Gli occhi chiusi non sono, come nello stralcio riportato, una condizione di ascolto ed emozione, bensì una piaga che colpisce tutti i protagonisti del romanzo. La cecità, l’incapacità di comprensione della propria situazione e dell’altrui ragione, è una gabbia dalla quale nessuno riesce, non solo nel romanzo, a sfuggire. I personaggi chiave del romanzo sono tre. Domenico, padre burbero e proprietario terriero che cresce il figlioletto orfano di madre con ostinata intransigenza; Pietro, il figlioletto stesso, destinato a cogliere i frutti del duro lavoro paterno e la sua eredità, costantemente insicuro del proprio futuro, privo di determinazione e volontà, si lascia trascinare dagli obiettivi mutevoli che gli passano sopra la testa. L’unica convinzione costante che persegue per l’intero romanzo è l’amore per Ghisola, le grezza contadina con la quale cresce accanto fin dall’adolescenza. Purtroppo, la moralità di quest’ultima è tutt’altro che ferrea. La giovane, preda di costante indecisione femminile e irrinunciabile debole alla voluttà, si abbandona ai piaceri della carne al soldo di uomini più potenti e maturi, lasciando intendere, fino alla prova incontrovertibile, la sua candida innocenza e ingenuità al povero innamorato, determinato nel volerla sposare ancora illibata.

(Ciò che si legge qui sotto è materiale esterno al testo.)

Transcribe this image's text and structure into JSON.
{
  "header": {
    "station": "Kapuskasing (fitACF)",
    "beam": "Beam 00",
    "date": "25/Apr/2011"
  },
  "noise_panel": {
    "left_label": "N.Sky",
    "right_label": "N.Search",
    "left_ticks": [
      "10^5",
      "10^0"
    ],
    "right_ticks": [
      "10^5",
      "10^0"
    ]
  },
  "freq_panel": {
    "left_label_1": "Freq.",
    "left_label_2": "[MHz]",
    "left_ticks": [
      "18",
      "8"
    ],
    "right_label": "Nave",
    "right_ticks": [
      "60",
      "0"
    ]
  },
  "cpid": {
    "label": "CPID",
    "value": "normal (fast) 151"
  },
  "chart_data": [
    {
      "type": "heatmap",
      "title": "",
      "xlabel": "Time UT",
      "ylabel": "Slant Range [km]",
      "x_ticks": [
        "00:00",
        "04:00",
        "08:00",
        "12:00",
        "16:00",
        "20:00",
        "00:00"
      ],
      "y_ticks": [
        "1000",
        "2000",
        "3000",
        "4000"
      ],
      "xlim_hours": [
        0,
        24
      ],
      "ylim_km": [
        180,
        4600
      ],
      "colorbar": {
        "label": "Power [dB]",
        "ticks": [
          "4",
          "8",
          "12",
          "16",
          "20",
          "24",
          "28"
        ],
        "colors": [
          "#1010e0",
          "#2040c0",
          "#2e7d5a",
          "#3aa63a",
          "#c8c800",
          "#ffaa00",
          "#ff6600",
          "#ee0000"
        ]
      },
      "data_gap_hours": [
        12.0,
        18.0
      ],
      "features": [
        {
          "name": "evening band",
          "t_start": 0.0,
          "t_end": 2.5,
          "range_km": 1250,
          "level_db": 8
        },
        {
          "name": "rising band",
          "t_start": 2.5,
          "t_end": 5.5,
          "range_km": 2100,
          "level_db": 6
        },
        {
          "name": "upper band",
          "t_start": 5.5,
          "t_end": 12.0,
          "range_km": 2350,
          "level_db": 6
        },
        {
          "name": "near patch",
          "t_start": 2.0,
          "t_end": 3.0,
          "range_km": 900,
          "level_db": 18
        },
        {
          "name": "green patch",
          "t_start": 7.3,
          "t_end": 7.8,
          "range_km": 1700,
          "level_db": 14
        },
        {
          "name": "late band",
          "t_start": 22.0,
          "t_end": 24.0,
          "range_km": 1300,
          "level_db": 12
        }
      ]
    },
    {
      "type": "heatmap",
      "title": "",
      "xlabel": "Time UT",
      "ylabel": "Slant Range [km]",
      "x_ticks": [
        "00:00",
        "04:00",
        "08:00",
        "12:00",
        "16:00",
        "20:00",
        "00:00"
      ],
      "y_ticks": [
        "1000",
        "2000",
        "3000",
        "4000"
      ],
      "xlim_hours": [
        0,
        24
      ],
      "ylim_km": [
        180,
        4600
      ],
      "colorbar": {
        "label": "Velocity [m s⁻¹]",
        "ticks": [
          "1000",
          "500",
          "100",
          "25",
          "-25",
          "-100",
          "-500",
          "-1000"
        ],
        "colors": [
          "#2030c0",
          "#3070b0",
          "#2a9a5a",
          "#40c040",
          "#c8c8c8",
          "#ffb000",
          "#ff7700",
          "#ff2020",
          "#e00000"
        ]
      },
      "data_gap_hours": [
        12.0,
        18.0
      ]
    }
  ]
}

Ognuno di essi viaggia su binari paralleli e mai tangenti. La vicinanza è sempre solo fisica, mai intellettuale. Nel buio, ad occhi chiusi, vivono tutti. Non solo gli ottusi convinti (come il padre), ma anche gli inesauribili ricercatori (Pietro) e i soccombenti (Ghisola). Un romanzo potentissimo, che evoca il disincanto  e persegue una linea dove la bugia sfiora quasi la giustificazione dell’incomprensione. Notevole anche come la prosa di Tozzi sembri anticipare quella incisiva ruralità resa poi fiabesca (e forse famosa) nei romanzi di Pavese.